De ces diverses morales il convient d’en détacher une de type particulier qui nous intéresse dans le contexte actuel : la morale religieuse. Historiquement certaines sociétés (pour ne pas dire la plupart) se sont constituées et structurées autour d’une forme quelconque de morale religieuse. Cela a pu amener des ages d’or aussi bien que des périodes sombres (guerres de religion, inquisition, fondamentalisme). La structuration d’une société autour d’une morale religieuse n’est donc pas une garantie en soi de son bon fonctionnement. Les sociétés en quête de modernité et de démocratie ont du inventer une manière de concilier harmonieusement l’existence en leur sein de toutes ces formes de morale. Ce qui nous amène directement au concept suivant.
La laïcité. Le seul rapport de la laïcité à la religion est qu’elle en tire son nom, par opposition. La laïcité est justement la négation de toute influence religieuse sur le fonctionnement des institutions. La morale dite religieuse ne peut pas être partie prenante et exclusive de l’État laïque. L’État laïque est instauré précisément pour que puissent coexister dans la plus grande tolérance diverses croyances et religions, donc diverses "morales" justement. La seule "morale" de l’État laïque est l’application démocratique des valeurs fondamentales : liberté, égalité, fraternité. Ces notions sont estimées suffisantes pour maintenir la cohésion sociale et garantir le plein épanouissement de chaque individu.

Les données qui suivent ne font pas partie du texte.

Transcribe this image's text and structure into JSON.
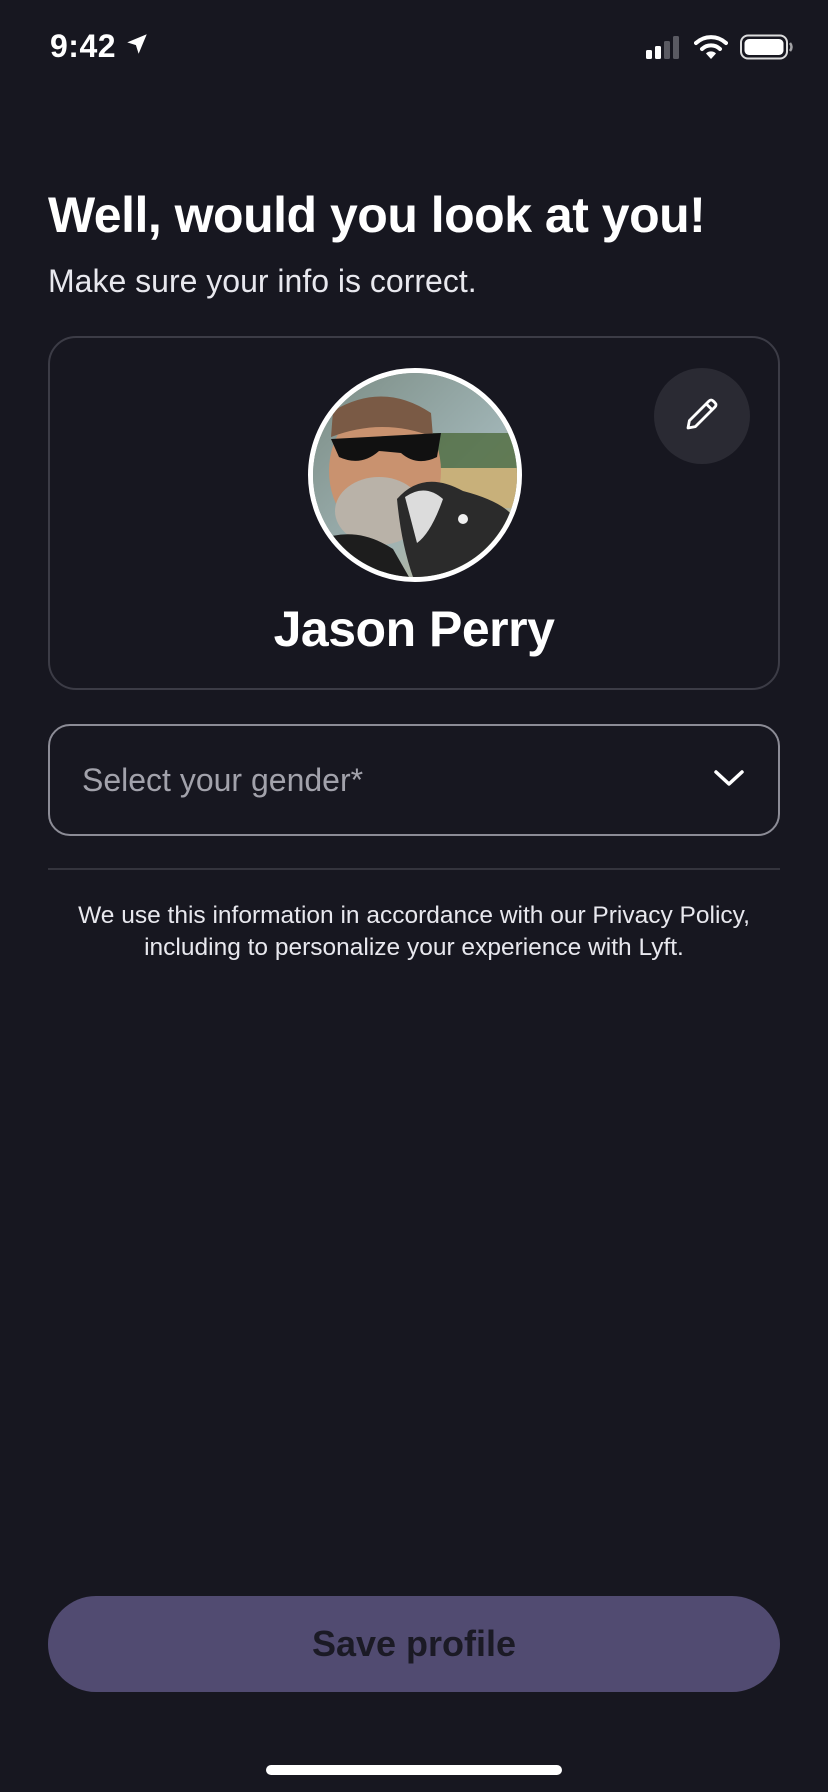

Haïti comme la plupart des autres pays, n’est pas totalement dans les faits un Etat laïque. Il persiste encore certaines séquelles historiques. Mais la constitution de 1987 instaure clairement cet état laïque. Et la seule morale à laquelle se réfère cette constitution dans un de ses articles n’est pas du tout la morale judéo-chrétienne mais justement ces valeurs fondamentales mentionnées plus haut développées et codifiées dans les lois pour permettre a tous une existence sociale. Chaque religion, croyance ou minorité en général doit trouver en l’État laïque un garant de son existence et de son épanouissement dans le respect formel des autres entités.
Vie privée et vie publique. Une personne aspirant à occuper une haute fonction doit s’attendre à voir exposés en tout ou en partie certains aspects personnels de sa vie. Ce n’est pas une contrainte légale ni même coutumière mais dans les faits c’est quasi inévitable. A partir du moment ou une personne dépasse un certain seuil de notoriété (et ce n’est pas valable que pour les personnages politiques), elle devient, non pas nécessairement un modèle comme certains le prétendent, mais un “point de mire” ou convergent tous les regards. Et il est dans la nature humaine de vouloir tout savoir sur ce qu’il regarde, donc qui l’intéresse. Encore plus si cette personne est appelée a influencer sa vie. Le problème est qu’on ne pourra jamais tout savoir d’un individu. Il est de ces jardins secrets qui savent rester secret. Et en ce domaine toute présomption diffusée comme certitude devient calomnie.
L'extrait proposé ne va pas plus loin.